A failed program that Florida’s speaker of the House called a "waste of taxpayer money" has been allowed to keep $170,000 of unaccounted-for taxpayer dollars for months.
This spring, the Legislature cut funding to a psychological self-screening program called CELPHIE at Florida Psychological Associates in Nassau County.
The CEO of Florida Pyschological Associates is Dr. Catherine Drew, wife of Nassau County Tax Collector John Drew.
FPA was supposed to use the funding to screen thousands of students and inmates in Duval, Nassau and Clay counties for mental health issues by using CELPHIE software on tablets.
Records turned over the Florida Speaker of the House Richard Corcoran show FPA only used the CELPHIE program to screen about 7 percent of the public school students it was supposed to screen, and did not screen any inmates.
A spokesman for Corcoran confirms FPA has not returned a penny of the tax dollars it received.
A friend of John Drew, state Sen. Aaron Bean, helped get a $1 million appropriation for the program in 2016 by suggesting Florida State University include it in its budget.
That was after Bean failed to get funding for the program through the state Legislature.
FPA received about $590,000 of the appropriation before the state cut it off, demanding FPA's financial records.
Through a public records request, Action News Jax got a copy of those financial documents from Corcoran.
The documents show how about $420,000 was spent, but there was no information about the other $170,000 FPA received.
When Action News Jax asked FPA’s public relations spokesman John Daigle if there are plans to return any funding to the state, he said FPA and FSU are working on a dissolution of their contract. He said any further questions about that would need to be directed to the university.
FSU spokesman Doug Carlson confirmed that the university and FPA are working to end the contract, but would not comment on whether any unspent funds would be returned to the state.
Daigle would not set up an interview with Catherine Drew about where that $170,000 is now.
Action News Jax took the company's financial records to a forensic accountant, who said American Screener Company, the company listed in state records as having created CELPHIE, could be a shell company.
FPA paid nearly $150,000 of its grant to American Screener Co. to license the CELPHIE program.
American Screener Co. doesn't have a website.
The CELPHIE website lists FPA’s phone number as its own.
American Screener Co. is registered in Nevada. The only named officer on its registration document is Clyde Davis. The listed address is Davis' law firm in Fernandina Beach.

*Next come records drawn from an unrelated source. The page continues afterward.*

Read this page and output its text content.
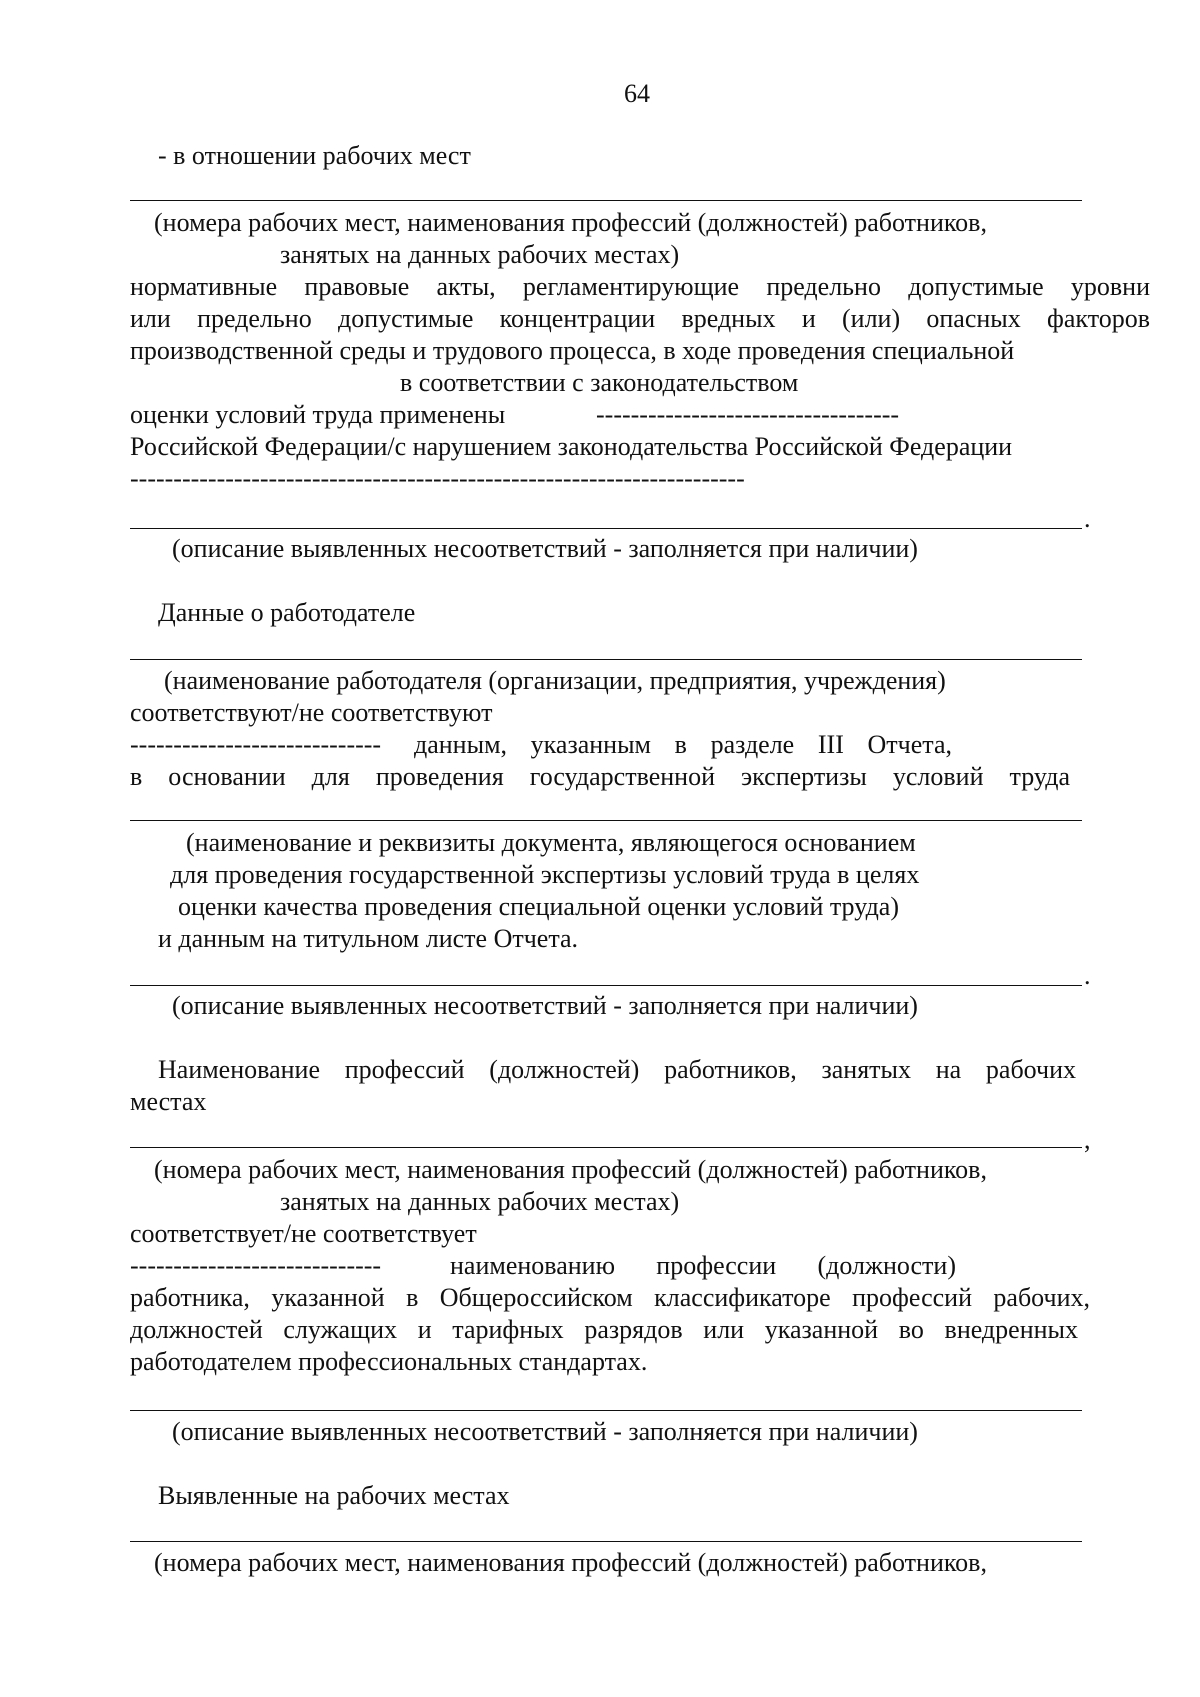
64
- в отношении рабочих мест
(номера рабочих мест, наименования профессий (должностей) работников,
занятых на данных рабочих местах)
нормативные правовые акты, регламентирующие предельно допустимые уровни
или предельно допустимые концентрации вредных и (или) опасных факторов
производственной среды и трудового процесса, в ходе проведения специальной
в соответствии с законодательством
оценки условий труда применены	-----------------------------------
Российской Федерации/с нарушением законодательства Российской Федерации
-----------------------------------------------------------------------
.
(описание выявленных несоответствий - заполняется при наличии)
Данные о работодателе
(наименование работодателя (организации, предприятия, учреждения)
соответствуют/не соответствуют
----------------------------- данным, указанным в разделе III Отчета,
в основании для проведения государственной экспертизы условий труда
(наименование и реквизиты документа, являющегося основанием
для проведения государственной экспертизы условий труда в целях
оценки качества проведения специальной оценки условий труда)
и данным на титульном листе Отчета.
.
(описание выявленных несоответствий - заполняется при наличии)
Наименование профессий (должностей) работников, занятых на рабочих
местах
,
(номера рабочих мест, наименования профессий (должностей) работников,
занятых на данных рабочих местах)
соответствует/не соответствует
-----------------------------	наименованию профессии (должности)
работника, указанной в Общероссийском классификаторе профессий рабочих,
должностей служащих и тарифных разрядов или указанной во внедренных
работодателем профессиональных стандартах.
(описание выявленных несоответствий - заполняется при наличии)
Выявленные на рабочих местах
(номера рабочих мест, наименования профессий (должностей) работников,
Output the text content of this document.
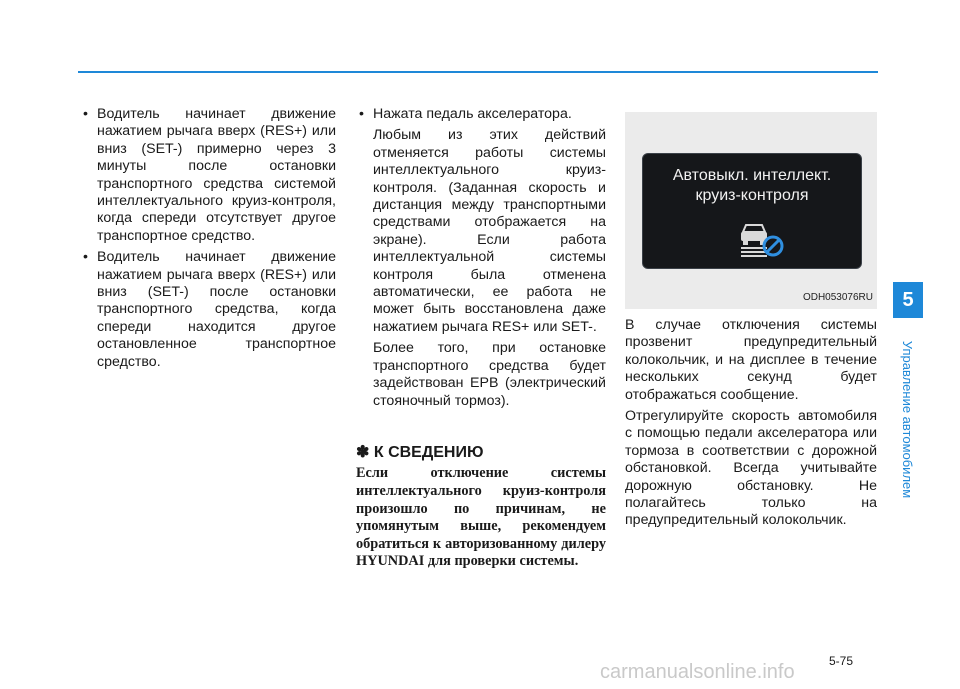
5
Управление автомобилем

• Водитель начинает движение нажатием рычага вверх (RES+) или вниз (SET-) примерно через 3 минуты после остановки транспортного средства системой интеллектуального круиз-контроля, когда спереди отсутствует другое транспортное средство.

• Водитель начинает движение нажатием рычага вверх (RES+) или вниз (SET-) после остановки транспортного средства, когда спереди находится другое остановленное транспортное средство.

• Нажата педаль акселератора.

Любым из этих действий отменяется работы системы интеллектуального круиз-контроля. (Заданная скорость и дистанция между транспортными средствами отображается на экране). Если работа интеллектуальной системы контроля была отменена автоматически, ее работа не может быть восстановлена даже нажатием рычага RES+ или SET-.

Более того, при остановке транспортного средства будет задействован EPB (электрический стояночный тормоз).

✽ К СВЕДЕНИЮ

Если отключение системы интеллектуального круиз-контроля произошло по причинам, не упомянутым выше, рекомендуем обратиться к авторизованному дилеру HYUNDAI для проверки системы.

Автовыкл. интеллект.
круиз-контроля
ODH053076RU

В случае отключения системы прозвенит предупредительный колокольчик, и на дисплее в течение нескольких секунд будет отображаться сообщение.

Отрегулируйте скорость автомобиля с помощью педали акселератора или тормоза в соответствии с дорожной обстановкой. Всегда учитывайте дорожную обстановку. Не полагайтесь только на предупредительный колокольчик.

carmanualsonline.info	5-75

Davis’ multiple online biographies say nothing about experience in psychology or developing software.
Davis’ law firm -- Davis, Broussard, & Steger PLLC -- represents FPA.
In fact, the April letter to Corcoran accompanying FPA’s financial records was written by Davis’ firm.
Davis is also a former advisory board member for FPA.
A source familiar with the Drew family said Catherine Drew and Davis are related. Daigle did not deny the existence of family ties between Catherine Drew and Davis when Action News Jax questioned him about it.
Daigle said none of this constitutes a conflict of interest, which is why it was not reported to FSU.
Davis’ assistant told Action News Jax he did not have time to answer our questions on camera, over the phone or by email on Tuesday.
In an email to FSU, John Drew denied anyone working on the project "has any financial interest or ownership in CELPHIE."
That email contradicts a separate email sent by Catherine Drew's business partner, Dr. Laura Hume, in which said she and Catherine Drew are "the developers and owners" of CELPHIE.
If that is true, then why did Catherine Drew need to pay nearly $150,000 in taxpayer dollars to license a product she developed and owned?